Su-won Shin (Reinbou) writes and directs a film about social expectation and obsession in the form of a dark thriller which twists and turns through a series of flashback sequences intermingled with our main story, a style that works brilliantly with a pace that all comes to a tense conclusion.
The image of how far a certain group of teenage high school students are willing to go to in order to guarantee themselves a place in an illustrious university is looked at through the eyes of Kim June (Da-wit Lee), a transfer student who, after receiving devastating results in his first set of exams, discovers a secret sect of students who share notebooks which contain incredibly important information that allow them to pass exams with ease. In order for him to join the group, they set a series of missions for June to carry out, causing him to do terrible things in the process. The film opens with the police finding a dead boy in the woods, leaning against a tree, and the blame falls on the boy whose mobile phone was found near the body. The suspect in question being June, who seeks redemption for being set up for the blame. These two stories run side-by-side and lead to a final act filled with tension.

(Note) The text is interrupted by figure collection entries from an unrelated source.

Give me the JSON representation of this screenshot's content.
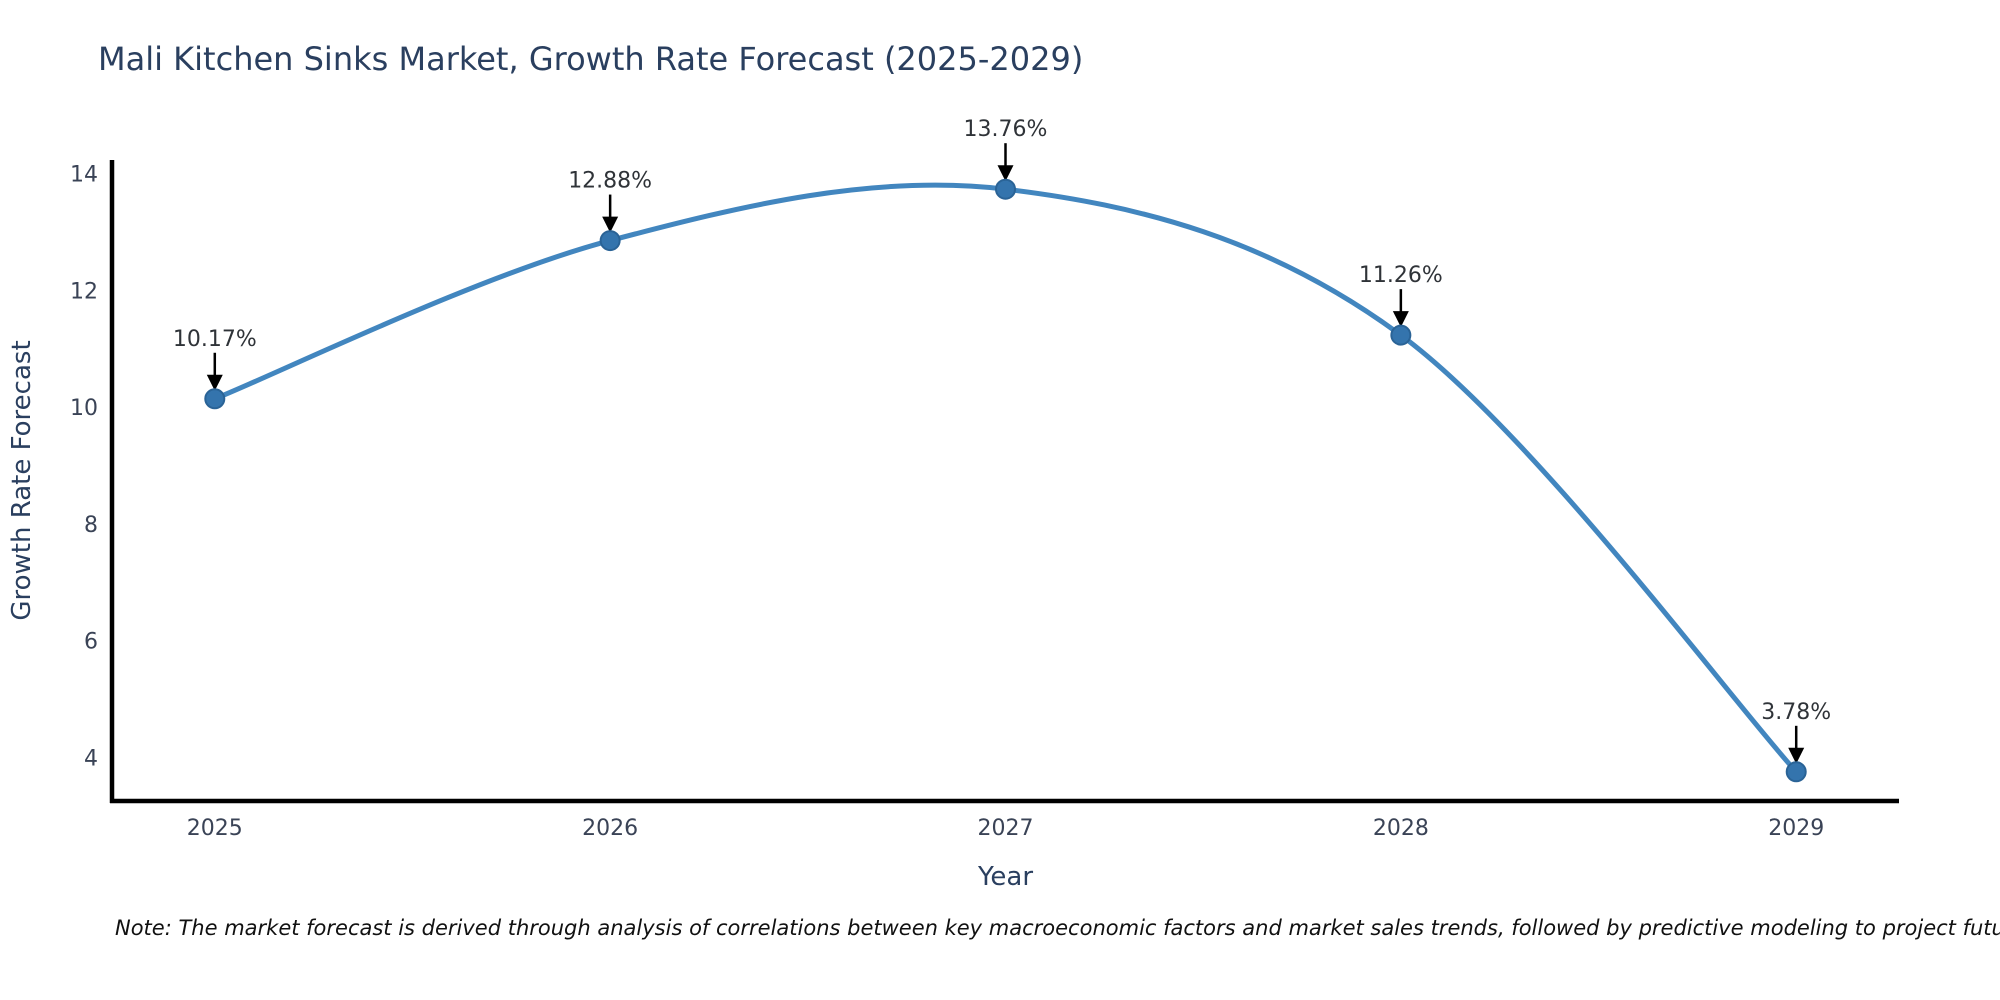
{
  "chart_data": {
    "type": "line",
    "title": "Mali Kitchen Sinks Market, Growth Rate Forecast (2025-2029)",
    "xlabel": "Year",
    "ylabel": "Growth Rate Forecast",
    "x": [
      2025,
      2026,
      2027,
      2028,
      2029
    ],
    "values": [
      10.17,
      12.88,
      13.76,
      11.26,
      3.78
    ],
    "point_labels": [
      "10.17%",
      "12.88%",
      "13.76%",
      "11.26%",
      "3.78%"
    ],
    "xticks": [
      "2025",
      "2026",
      "2027",
      "2028",
      "2029"
    ],
    "yticks": [
      4,
      6,
      8,
      10,
      12,
      14
    ],
    "xlim": [
      2024.74,
      2029.26
    ],
    "ylim": [
      3.28,
      14.26
    ],
    "grid": false,
    "legend": false,
    "smooth_line": true,
    "annotation_arrows": true,
    "note": "Note: The market forecast is derived through analysis of correlations between key macroeconomic factors and market sales trends, followed by predictive modeling to project future sales",
    "colors": {
      "line": "#4286bf",
      "marker_fill": "#3474ad",
      "marker_edge": "#2a6396",
      "axis_spine": "#000000",
      "title_text": "#2a3f5f",
      "axis_title_text": "#2a3f5f",
      "tick_text": "#3a4356",
      "annotation_text": "#2f3338",
      "arrow": "#000000",
      "note_text": "#111111",
      "background": "#ffffff"
    }
  }
}
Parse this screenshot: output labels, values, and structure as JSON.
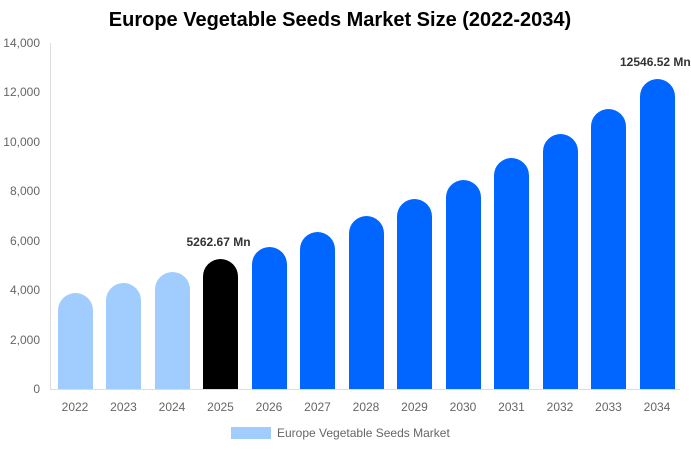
{
  "chart_data": {
    "type": "bar",
    "title": "Europe Vegetable Seeds Market Size (2022-2034)",
    "xlabel": "",
    "ylabel": "",
    "ylim": [
      0,
      14000
    ],
    "yticks": [
      "0",
      "2,000",
      "4,000",
      "6,000",
      "8,000",
      "10,000",
      "12,000",
      "14,000"
    ],
    "grid": false,
    "legend_position": "bottom",
    "categories": [
      "2022",
      "2023",
      "2024",
      "2025",
      "2026",
      "2027",
      "2028",
      "2029",
      "2030",
      "2031",
      "2032",
      "2033",
      "2034"
    ],
    "series": [
      {
        "name": "Europe Vegetable Seeds Market",
        "values": [
          3885,
          4290,
          4735,
          5262.67,
          5747,
          6354,
          7000,
          7690,
          8458,
          9349,
          10320,
          11332,
          12546.52
        ]
      }
    ],
    "bar_colors": [
      "#a0cdfd",
      "#a0cdfd",
      "#a0cdfd",
      "#000000",
      "#0066ff",
      "#0066ff",
      "#0066ff",
      "#0066ff",
      "#0066ff",
      "#0066ff",
      "#0066ff",
      "#0066ff",
      "#0066ff"
    ],
    "annotations": [
      {
        "category": "2025",
        "text": "5262.67 Mn"
      },
      {
        "category": "2034",
        "text": "12546.52 Mn"
      }
    ]
  },
  "title": "Europe Vegetable Seeds Market Size (2022-2034)",
  "legend": {
    "label": "Europe Vegetable Seeds Market",
    "color": "#a0cdfd"
  },
  "annotations": {
    "a2025": "5262.67 Mn",
    "a2034": "12546.52 Mn"
  }
}
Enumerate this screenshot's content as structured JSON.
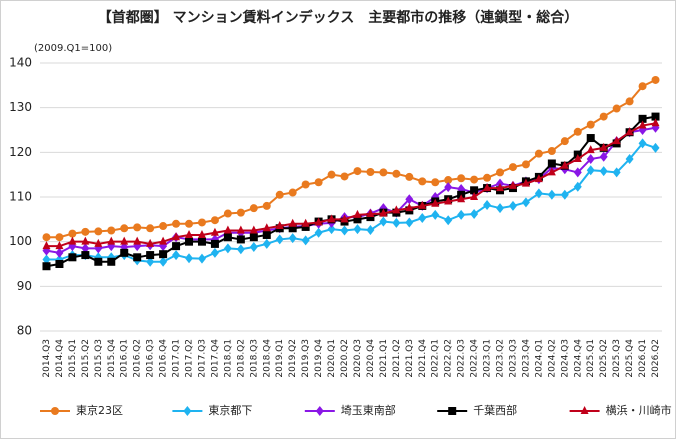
{
  "chart_data": {
    "type": "line",
    "title": "【首都圏】 マンション賃料インデックス　主要都市の推移（連鎖型・総合）",
    "subtitle": "(2009.Q1=100)",
    "categories": [
      "2014.Q3",
      "2014.Q4",
      "2015.Q1",
      "2015.Q2",
      "2015.Q3",
      "2015.Q4",
      "2016.Q1",
      "2016.Q2",
      "2016.Q3",
      "2016.Q4",
      "2017.Q1",
      "2017.Q2",
      "2017.Q3",
      "2017.Q4",
      "2018.Q1",
      "2018.Q2",
      "2018.Q3",
      "2018.Q4",
      "2019.Q1",
      "2019.Q2",
      "2019.Q3",
      "2019.Q4",
      "2020.Q1",
      "2020.Q2",
      "2020.Q3",
      "2020.Q4",
      "2021.Q1",
      "2021.Q2",
      "2021.Q3",
      "2021.Q4",
      "2022.Q1",
      "2022.Q2",
      "2022.Q3",
      "2022.Q4",
      "2023.Q1",
      "2023.Q2",
      "2023.Q3",
      "2023.Q4",
      "2024.Q1",
      "2024.Q2",
      "2024.Q3",
      "2024.Q4",
      "2025.Q1",
      "2025.Q2",
      "2025.Q3",
      "2025.Q4",
      "2026.Q1",
      "2026.Q2"
    ],
    "series": [
      {
        "name": "東京23区",
        "color": "#e97a1f",
        "marker": "circle",
        "values": [
          101,
          101,
          101.8,
          102.2,
          102.3,
          102.5,
          103,
          103.2,
          103,
          103.5,
          104,
          104,
          104.3,
          104.8,
          106.3,
          106.5,
          107.5,
          108,
          110.5,
          111,
          112.8,
          113.3,
          115,
          114.6,
          115.8,
          115.6,
          115.5,
          115.2,
          114.5,
          113.5,
          113.3,
          113.8,
          114.2,
          113.9,
          114.3,
          115.5,
          116.7,
          117.3,
          119.7,
          120.3,
          122.5,
          124.6,
          126.2,
          128,
          129.8,
          131.4,
          134.8,
          136.2
        ]
      },
      {
        "name": "東京都下",
        "color": "#1fb3f0",
        "marker": "diamond",
        "values": [
          96,
          96,
          97,
          97,
          96.5,
          96.5,
          97,
          95.8,
          95.5,
          95.5,
          97,
          96.3,
          96.2,
          97.5,
          98.5,
          98.3,
          98.8,
          99.5,
          100.5,
          100.8,
          100.3,
          102,
          102.8,
          102.5,
          102.8,
          102.6,
          104.5,
          104.2,
          104.3,
          105.3,
          106,
          104.8,
          106,
          106.2,
          108.2,
          107.5,
          108,
          108.8,
          110.8,
          110.5,
          110.5,
          112.3,
          116,
          115.8,
          115.5,
          118.5,
          122,
          121
        ]
      },
      {
        "name": "埼玉東南部",
        "color": "#8a17e6",
        "marker": "diamond",
        "values": [
          98,
          97.5,
          99,
          98.5,
          98.5,
          99,
          98.8,
          99,
          99.2,
          99,
          101,
          100.5,
          100.5,
          100.5,
          102,
          102,
          102,
          102.5,
          103,
          103.3,
          103.5,
          104,
          104.2,
          105.5,
          105.5,
          106.3,
          107.5,
          106.5,
          109.5,
          108,
          110,
          112.2,
          111.8,
          111,
          112,
          113,
          112.5,
          113.5,
          114,
          116.5,
          116.2,
          115.5,
          118.5,
          119,
          122.5,
          124.5,
          125,
          125.5
        ]
      },
      {
        "name": "千葉西部",
        "color": "#000000",
        "marker": "square",
        "values": [
          94.5,
          95,
          96.5,
          97,
          95.5,
          95.5,
          97.5,
          96.5,
          97,
          97.2,
          99,
          100,
          100,
          99.5,
          101,
          100.5,
          101,
          101.5,
          103,
          103,
          103.3,
          104.5,
          105,
          104.5,
          105,
          105.5,
          106.5,
          106.5,
          107,
          108,
          109,
          109.5,
          110.5,
          111.5,
          112,
          111.5,
          112,
          113.5,
          114.5,
          117.5,
          117,
          119.5,
          123.2,
          121,
          122,
          124.5,
          127.5,
          128
        ]
      },
      {
        "name": "横浜・川崎市",
        "color": "#c0001a",
        "marker": "triangle",
        "values": [
          99,
          99,
          100,
          100,
          99.5,
          100,
          100,
          100,
          99.5,
          100,
          101,
          101.5,
          101.5,
          102,
          102.5,
          102.5,
          102.5,
          103,
          103.5,
          104,
          104,
          104.3,
          105,
          105,
          106,
          106.2,
          106.3,
          107,
          107.5,
          108,
          108.5,
          109,
          109.5,
          110,
          112,
          112,
          112.5,
          113,
          114,
          115.5,
          117,
          118.5,
          120.5,
          121,
          122.5,
          124.5,
          126,
          126.5
        ]
      }
    ],
    "ylim": [
      80,
      140
    ],
    "yticks": [
      80,
      90,
      100,
      110,
      120,
      130,
      140
    ],
    "grid": true,
    "legend": "bottom"
  }
}
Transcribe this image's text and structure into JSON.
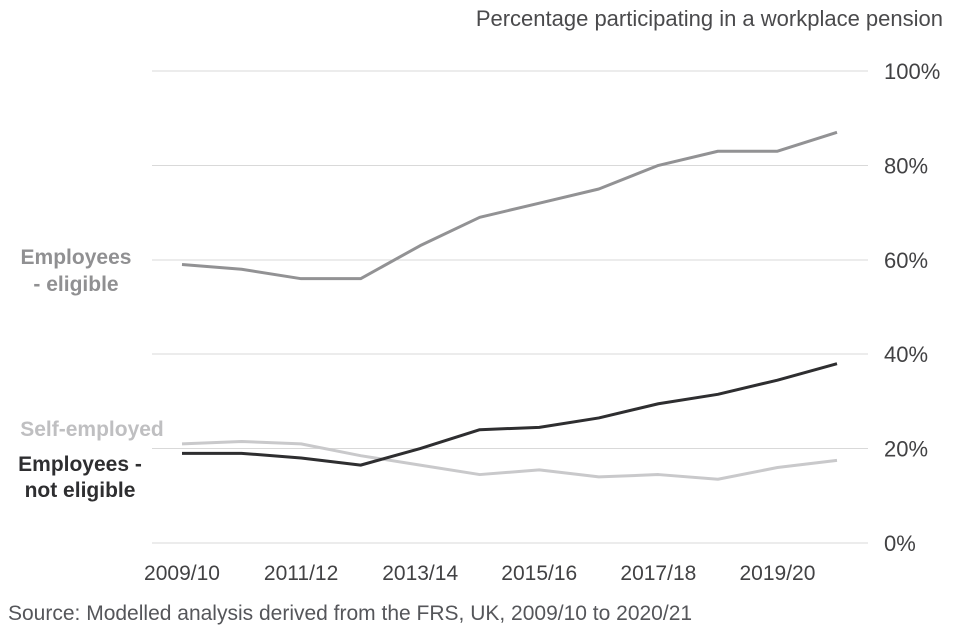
{
  "chart_data": {
    "type": "line",
    "title": "Percentage participating in a workplace pension",
    "source": "Source: Modelled analysis derived from the FRS, UK, 2009/10 to 2020/21",
    "categories": [
      "2009/10",
      "2010/11",
      "2011/12",
      "2012/13",
      "2013/14",
      "2014/15",
      "2015/16",
      "2016/17",
      "2017/18",
      "2018/19",
      "2019/20",
      "2020/21"
    ],
    "x_axis": {
      "tick_labels": [
        "2009/10",
        "2011/12",
        "2013/14",
        "2015/16",
        "2017/18",
        "2019/20"
      ]
    },
    "y_axis": {
      "ticks": [
        0,
        20,
        40,
        60,
        80,
        100
      ],
      "tick_labels": [
        "0%",
        "20%",
        "40%",
        "60%",
        "80%",
        "100%"
      ],
      "min": 0,
      "max": 100,
      "side": "right"
    },
    "grid": "horizontal",
    "legend_position": "left-labels-beside-lines",
    "series": [
      {
        "name": "Employees - eligible",
        "slug": "employees-eligible",
        "label": "Employees\n- eligible",
        "color": "#929294",
        "label_color": "#909092",
        "values": [
          59,
          58,
          56,
          56,
          63,
          69,
          72,
          75,
          80,
          83,
          83,
          87
        ]
      },
      {
        "name": "Self-employed",
        "slug": "self-employed",
        "label": "Self-employed",
        "color": "#c9c9cb",
        "label_color": "#bfbfc1",
        "values": [
          21,
          21.5,
          21,
          18.5,
          16.5,
          14.5,
          15.5,
          14,
          14.5,
          13.5,
          16,
          17.5
        ]
      },
      {
        "name": "Employees - not eligible",
        "slug": "employees-not-eligible",
        "label": "Employees -\nnot eligible",
        "color": "#2e2e30",
        "label_color": "#2e2e30",
        "values": [
          19,
          19,
          18,
          16.5,
          20,
          24,
          24.5,
          26.5,
          29.5,
          31.5,
          34.5,
          38
        ]
      }
    ]
  }
}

A very dark, and very serious film, Pluto deals with interesting themes. The story of obsession, and the pressure that certain sections of students have placed on their shoulders, is told in a way that feels intense and unrelenting. It feels, at times, like these students are willing to do literally anything to get what they want, even if it means committing the most heinous of crimes. The cinematography is slick, and the camera seems to look at the school, which was once a government building, like an oppressive prison, a place where expectations are heavily placed.
Da-wit Lee, as June, gives a great performance in which he shows varied emotions and changes as a character the more he experiences, and the worse things become. Jun Sung (Poetry), as Yujin, June’s reluctant room-mate, is also a very intriguing character that is vital to the way the story unfolds and the decisions June makes along the way. The cast, overall, do a wonderful job at creating a land of compulsion and aggression, where nothing else matters and no terrible deed is off limits. There is somewhat a lack of emotion here, though. We see the anger, the psychotic nature of fixation and sadness, but with most of the characters we see very little else, perhaps the reasons why we end up caring very little for any of the people we have followed for two hours. Still, the tone of the film is so uncertain that it’s impossible not be taken in by the story, and I found the whole way the film played out, like two trains running side-by-side until its end, to be fulfilling and well-done.
The Blu-ray release of the movie, from Third Window Films, looks fantastic, and features some interesting interviews with the director, Shun Si-won, and Kim Kkobbi who played Jung Su-jin in the film. A must-see for fans of Korean cinema, and another excellent release from Third Window.